FDA approves AVEED injectable testosterone replacement therapy
Endo Pharmaceuticals, a global specialty healthcare company, has received FDA approval of AVEED (testosterone undecanoate) injection for the treatment of adult men with hypogonadism (commonly known as Low-T) that is associated with a deficiency or absence of the male hormone testosterone. AVEED is a new prescription medicine indicated to produce serum testosterone levels in the normal range by administration of a single 3-mL (750mg) intramuscular injection given once at initiation of therapy, at four weeks, and then every 10 weeks thereafter. It is expected to be available in early March.
The approval of AVEED is based on data from an 84-week phase III trial of hypogonadal men in the U.S. Men enrolled in the study had an average age of 54 years and a serum total testosterone level of less than 300ng/dL. In the phase III study, AVEED increased mean serum testosterone levels, maintaining them for up to 10 weeks at steady state (between weeks 14-24).AVEED is approved with a Risk Evaluation and Mitigation System (REMS) requiring prescriber education and certification as well as restricted product distribution.
"Physicians have prescribed FDA-approved testosterone replacement therapies for many years to help treat men diagnosed with testosterone deficiency, or hypogonadism.

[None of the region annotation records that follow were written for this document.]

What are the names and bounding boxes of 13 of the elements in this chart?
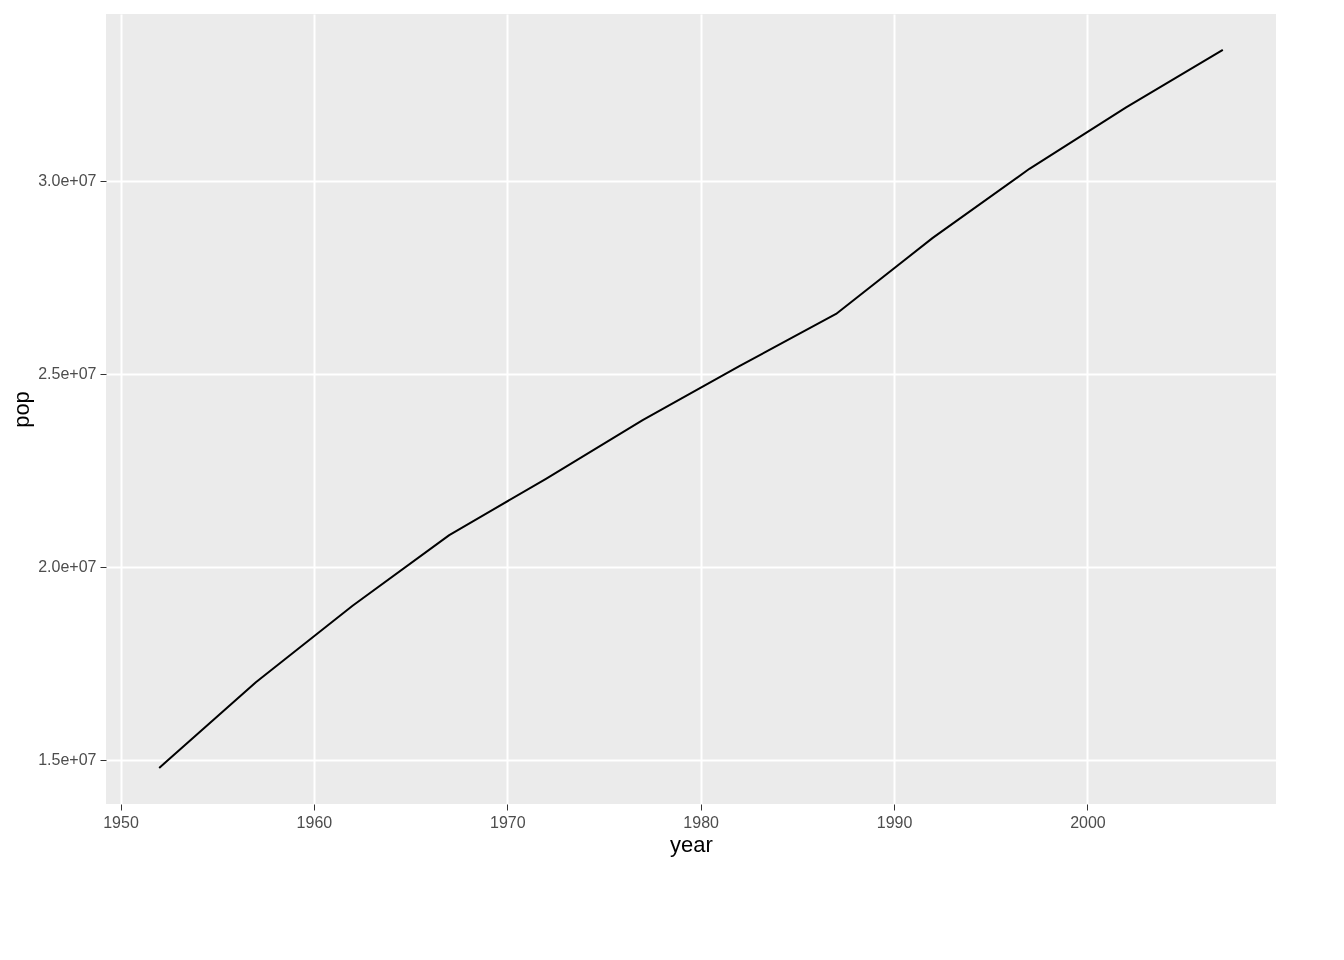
y-tick-label: 2.0e+07 [38, 558, 97, 576]
y-tick-label: 1.5e+07 [38, 751, 97, 769]
y-tick-label: 3.0e+07 [38, 172, 97, 190]
y-axis-title: pop [9, 391, 35, 428]
x-tick-label: 1950 [103, 813, 139, 831]
y-tick-label: 2.5e+07 [38, 365, 97, 383]
line-series [158, 48, 1224, 769]
x-tick-label: 1980 [683, 813, 720, 831]
x-axis-title: year [670, 831, 713, 857]
x-tick-label: 1970 [489, 813, 526, 831]
x-tick-label: 2000 [1070, 813, 1106, 831]
x-tick-label: 1990 [876, 813, 913, 831]
x-tick-label: 1960 [296, 813, 333, 831]
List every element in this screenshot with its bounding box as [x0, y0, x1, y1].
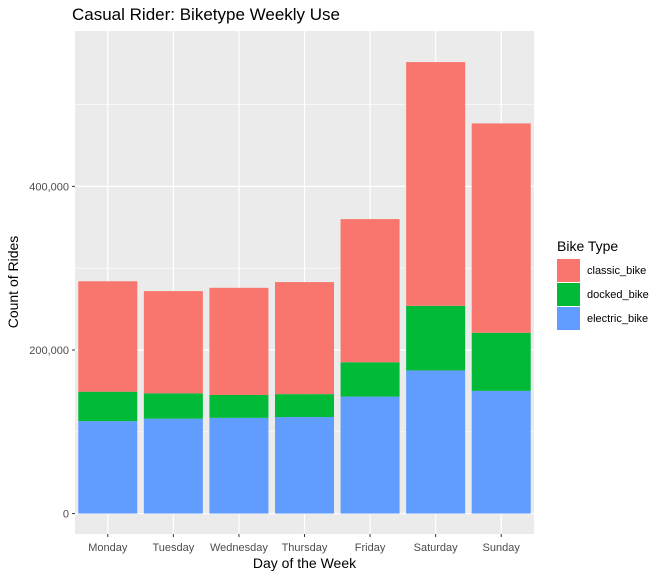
bar-electric_bike-wednesday [209, 417, 269, 514]
bar-electric_bike-monday [78, 421, 138, 514]
bar-classic_bike-friday [340, 219, 400, 363]
y-tick-label: 200,000 [29, 345, 69, 357]
legend-label-docked_bike: docked_bike [587, 289, 649, 301]
bar-electric_bike-thursday [274, 417, 335, 514]
legend-key-classic_bike [557, 259, 580, 282]
legend-key-electric_bike [557, 307, 580, 330]
bar-docked_bike-saturday [406, 305, 466, 371]
bar-electric_bike-saturday [406, 370, 466, 514]
x-tick-label: Sunday [483, 542, 521, 554]
bar-classic_bike-sunday [471, 123, 531, 333]
x-axis-title: Day of the Week [253, 555, 357, 571]
x-tick-label: Saturday [414, 542, 459, 554]
x-tick-label: Friday [355, 542, 386, 554]
bar-electric_bike-tuesday [143, 418, 203, 514]
legend: Bike Type classic_bike docked_bikeelectri… [557, 238, 649, 330]
bar-classic_bike-thursday [274, 282, 335, 395]
y-tick-label: 0 [63, 509, 69, 521]
y-tick-label: 400,000 [29, 181, 69, 193]
bar-classic_bike-saturday [406, 62, 466, 306]
bar-docked_bike-friday [340, 362, 400, 397]
y-axis-title: Count of Rides [5, 236, 21, 329]
x-tick-label: Wednesday [210, 542, 268, 554]
x-tick-label: Tuesday [152, 542, 194, 554]
bar-classic_bike-tuesday [143, 291, 203, 394]
legend-label-electric_bike: electric_bike [587, 313, 648, 325]
x-axis: Monday Tuesday Wednesday Thursday Friday Satu… [88, 534, 520, 554]
bar-docked_bike-tuesday [143, 393, 203, 419]
bar-classic_bike-wednesday [209, 287, 269, 395]
legend-title: Bike Type [557, 238, 618, 254]
bar-docked_bike-thursday [274, 394, 335, 418]
bar-docked_bike-wednesday [209, 394, 269, 418]
legend-key-docked_bike [557, 283, 580, 306]
x-tick-label: Thursday [282, 542, 328, 554]
x-tick-label: Monday [88, 542, 128, 554]
bar-electric_bike-friday [340, 396, 400, 514]
bars [78, 62, 531, 514]
legend-label-classic_bike: classic_bike [587, 265, 646, 277]
bar-docked_bike-sunday [471, 332, 531, 391]
chart-title: Casual Rider: Biketype Weekly Use [72, 5, 340, 24]
bar-docked_bike-monday [78, 391, 138, 422]
bar-electric_bike-sunday [471, 390, 531, 514]
bar-classic_bike-monday [78, 281, 138, 392]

AVEED is an important new option that may be suitable for some men given its dosing schedule and administration," said Martin Miner, M.D., co-director of the Men's Health Center at Miriam Hospital and a clinical associate professor of Family Medicine and Urology at Brown University's Warren Alpert School of Medicine, Providence.
AVEED injection is an androgen indicated for replacement therapy in adult males for conditions associated with a deficiency or absence of endogenous testosterone, including primary hypogonadism (congenital or acquired) and hypogonadotropic hypogonadism (congenital or acquired). AVEED has a Boxed Warning for serious pulmonary oil microembolism (POME) reactions and anaphylaxis. It should be used in patients who require therapy and in whom the benefits of the product outweigh the serious risks of POME and severe allergic reaction (anaphylaxis).